How is it possible to claim that a worldview which has no concept of value for life, meaning, purpose, or non-material existence has the non-material characteristic of empathy?

Is it possible that Atheist advocates such as Jacoby do not even understand the actual consequences, theoretical and real, of the Atheism which they promote? Or is their gross misrepresentation deliberate? Or merely irrational?

It’s difficult to know for sure, but ‘irrational’ stands out as a frontrunner in the list of possibilities.

4 comments:

Anonymous said...

Stan,

The Reason Being blog, which you once briefly crossed swords with, has just launched the first of a series of posts on the topic of who, in the debate between atheists and theists, has the burden of proof.

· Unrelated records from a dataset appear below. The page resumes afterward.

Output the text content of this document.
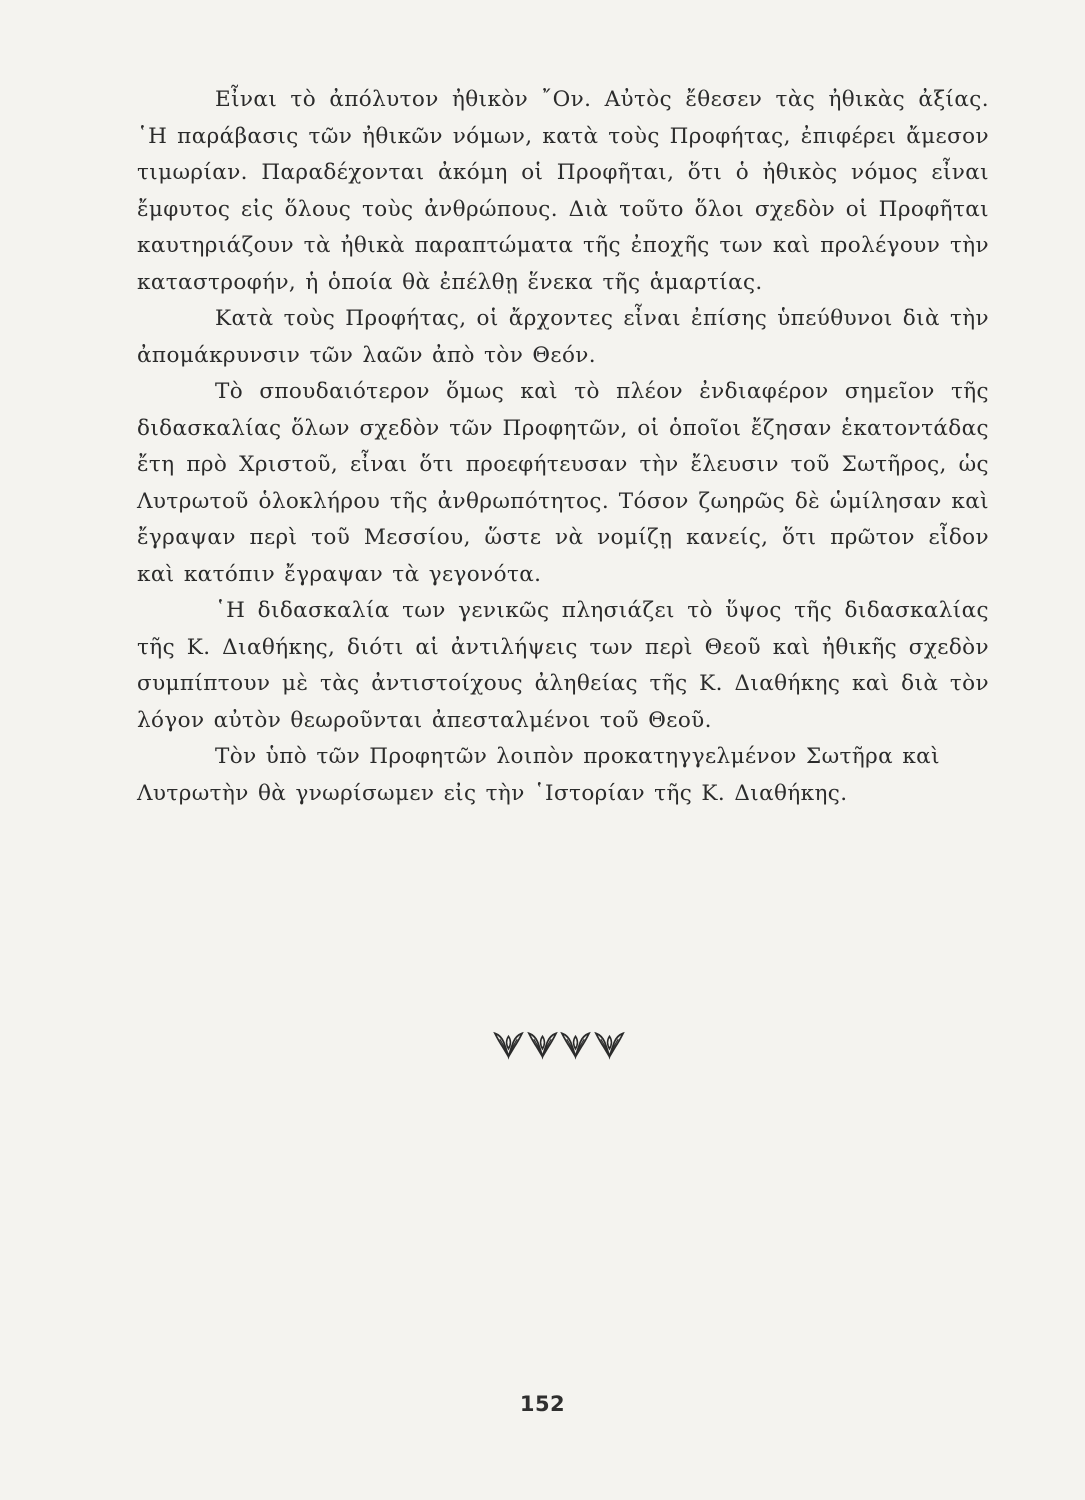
Εἶναι τὸ ἀπόλυτον ἠθικὸν ῎Ον. Αὐτὸς ἔθεσεν τὰς ἠθικὰς ἀξίας. ῾Η παράβασις τῶν ἠθικῶν νόμων, κατὰ τοὺς Προφήτας, ἐπιφέρει ἄμεσον τιμωρίαν. Παραδέχονται ἀκόμη οἱ Προφῆται, ὅτι ὁ ἠθικὸς νόμος εἶναι ἔμφυτος εἰς ὅλους τοὺς ἀνθρώπους. Διὰ τοῦτο ὅλοι σχεδὸν οἱ Προφῆται καυτηριάζουν τὰ ἠθικὰ παραπτώματα τῆς ἐποχῆς των καὶ προλέγουν τὴν καταστροφήν, ἡ ὁποία θὰ ἐπέλθῃ ἕνεκα τῆς ἁμαρτίας.

Κατὰ τοὺς Προφήτας, οἱ ἄρχοντες εἶναι ἐπίσης ὑπεύθυνοι διὰ τὴν ἀπομάκρυνσιν τῶν λαῶν ἀπὸ τὸν Θεόν.

Τὸ σπουδαιότερον ὅμως καὶ τὸ πλέον ἐνδιαφέρον σημεῖον τῆς διδασκαλίας ὅλων σχεδὸν τῶν Προφητῶν, οἱ ὁποῖοι ἔζησαν ἑκατοντάδας ἔτη πρὸ Χριστοῦ, εἶναι ὅτι προεφήτευσαν τὴν ἔλευσιν τοῦ Σωτῆρος, ὡς Λυτρωτοῦ ὁλοκλήρου τῆς ἀνθρωπότητος. Τόσον ζωηρῶς δὲ ὡμίλησαν καὶ ἔγραψαν περὶ τοῦ Μεσσίου, ὥστε νὰ νομίζῃ κανείς, ὅτι πρῶτον εἶδον καὶ κατόπιν ἔγραψαν τὰ γεγονότα.

῾Η διδασκαλία των γενικῶς πλησιάζει τὸ ὕψος τῆς διδασκαλίας τῆς Κ. Διαθήκης, διότι αἱ ἀντιλήψεις των περὶ Θεοῦ καὶ ἠθικῆς σχεδὸν συμπίπτουν μὲ τὰς ἀντιστοίχους ἀληθείας τῆς Κ. Διαθήκης καὶ διὰ τὸν λόγον αὐτὸν θεωροῦνται ἀπεσταλμένοι τοῦ Θεοῦ.

Τὸν ὑπὸ τῶν Προφητῶν λοιπὸν προκατηγγελμένον Σωτῆρα καὶ Λυτρωτὴν θὰ γνωρίσωμεν εἰς τὴν ῾Ιστορίαν τῆς Κ. Διαθήκης.

152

Being a long time reader of your blog, I cannot help but think that for you to chime in with some of the well-honed arguments you've developed over time would simply set the place on fire and make for a far more stimulating exchange for everyone involved.

http://reason-being.com/index.php/2013/01/10/the-burden-of-proof/#idc-container

Stan said...

Done.

Eddie said...

It's a real treat to have new items here to read and ponder. It's difficult for me to comment on your posts, they have a lot of serious content. I'm not complaining. I consider myself a "blue-collar" apologist and need to spend some time reflecting, so as to comment in an intelligible fashion. Thanks again!

Steven Satak said...

I think it not at all strange that Susan Jacoby can hold two mutually exclusive ideas at the same time and apply first one, then the other, as her personal needs dictate. As you have pointed out in the past, Stan, forcing a dilemma is just one of the many tricks in the Atheist bag. Cursing a non-existent God for allowing free will - does it get any sillier than that?

Yeah, she's the supreme intellect - it shows every time she opens her mouth. Too bad her intellect has been so badly rotted by ego. Looks like it was a long time coming, too.

Just for the record, my own parents think like this. I don't miss their discourse all that much.